Best Male Pictures for Mens
TL;DR: OKCupid’s study on male dating photos fails reproducibility
If you’re a guy who uses online dating sites/apps, you’ve probably heard this one: don’t smile in your picture. Better yet, don’t smile and look away from the camera.
This tip originated on the OkCupid’s OkTrends blog in January 2010. The post was called The 4 Big Myths of Profile Pictures.
Since OkCupid published their data in support of not smiling in pics, the tip has been quoted as gospel truth on dating advice blogs, PUA podcasts, dozens of dating subreddits, forums, everywhere.
But, at the same time, widespread skepticism rose too. One Reddit commenter put it this way:
“Despite what OkCupid may say, I believe that in Tinder’s last roundup of the top 100 male profiles, basically all of them were smiling in their lead picture.”
Further — everywhere men floated the “don’t smile in pictures” advice, many women decried how much they hated these nonsmiling pictures. But, the men countered, women don’t necessarily know what they want. After all, OkCupid’s findings were based on behavior, not just talk, right?
Photofeeler steps in
This is where we at Photofeeler come in. Like everyone else, we believed in OkCupid’s conclusions. But the more data we collected about men’s dating photo attractiveness, the more it became undeniable: OkCupid’s advice wasn’t raising men’s photo scores.
At first, this realization was frustrating. We even worried our tool could be flawed. But every time we looked into this, we found the same thing: daters who used Photofeeler for photo testing were getting right-swipes like never before.
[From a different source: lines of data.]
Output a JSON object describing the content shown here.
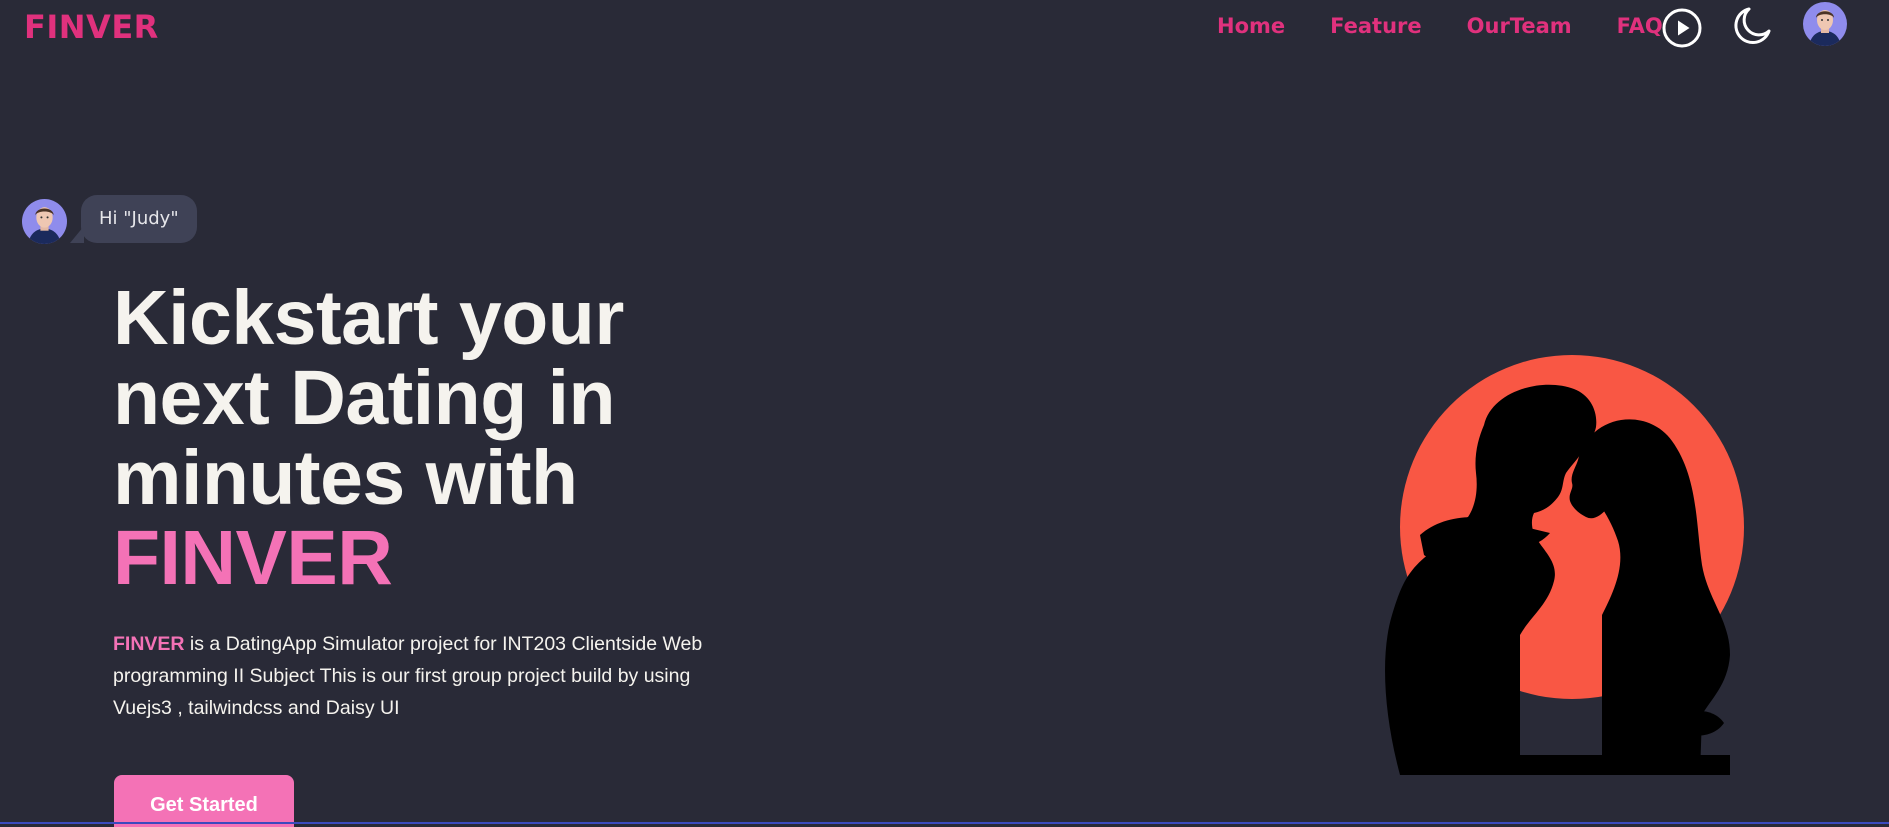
{
  "navbar": {
    "brand": "FINVER",
    "links": [
      "Home",
      "Feature",
      "OurTeam",
      "FAQ"
    ],
    "play_icon": "play-circle-icon",
    "theme_icon": "moon-icon",
    "avatar_icon": "user-avatar"
  },
  "chat": {
    "message": "Hi \"Judy\""
  },
  "hero": {
    "title_line1": "Kickstart your",
    "title_line2": "next Dating in",
    "title_line3": "minutes with",
    "title_accent": "FINVER",
    "desc_accent": "FINVER",
    "description": " is a DatingApp Simulator project for INT203 Clientside Web programming II Subject This is our first group project build by using Vuejs3 , tailwindcss and Daisy UI",
    "cta_label": "Get Started"
  },
  "colors": {
    "background": "#292a37",
    "brand_pink": "#e0317d",
    "accent_pink": "#f472b6",
    "sun_red": "#f95744",
    "bubble": "#3f4256"
  }
}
In fact, users reported 3-5x (200-400%) more matches! So the opinions on our site were translating directly into behavior.
We decided it was time for someone to challenge the OkCupid study.
Using the massive stores of data on our platform, we set out to reproduce OkCupid’s process (as laid out by the Myths of Profile Pictures post). We narrowed the demographics of our data set accordingly, matching their 7, 140-photo sample. Then we ran each picture through a variety of analysis scripts (in our case, neural nets that detected smiles and eye contact) as well as tagged each one by hand until total agreement was reached. Finally, we used Photofeeler attractiveness ratings to gauge the success of the various photo types (smiling, not smiling, eye contact, no eye contact).
What We Found (Results/Findings)
Here is OkCupid’s study results vs. our own:
OkCupid’s data said that not smiling and not making eye contact was better.
Ours says that whether you smile or not makes no statistically-significant difference (except in the case of eye contact and no smile, which is harmful).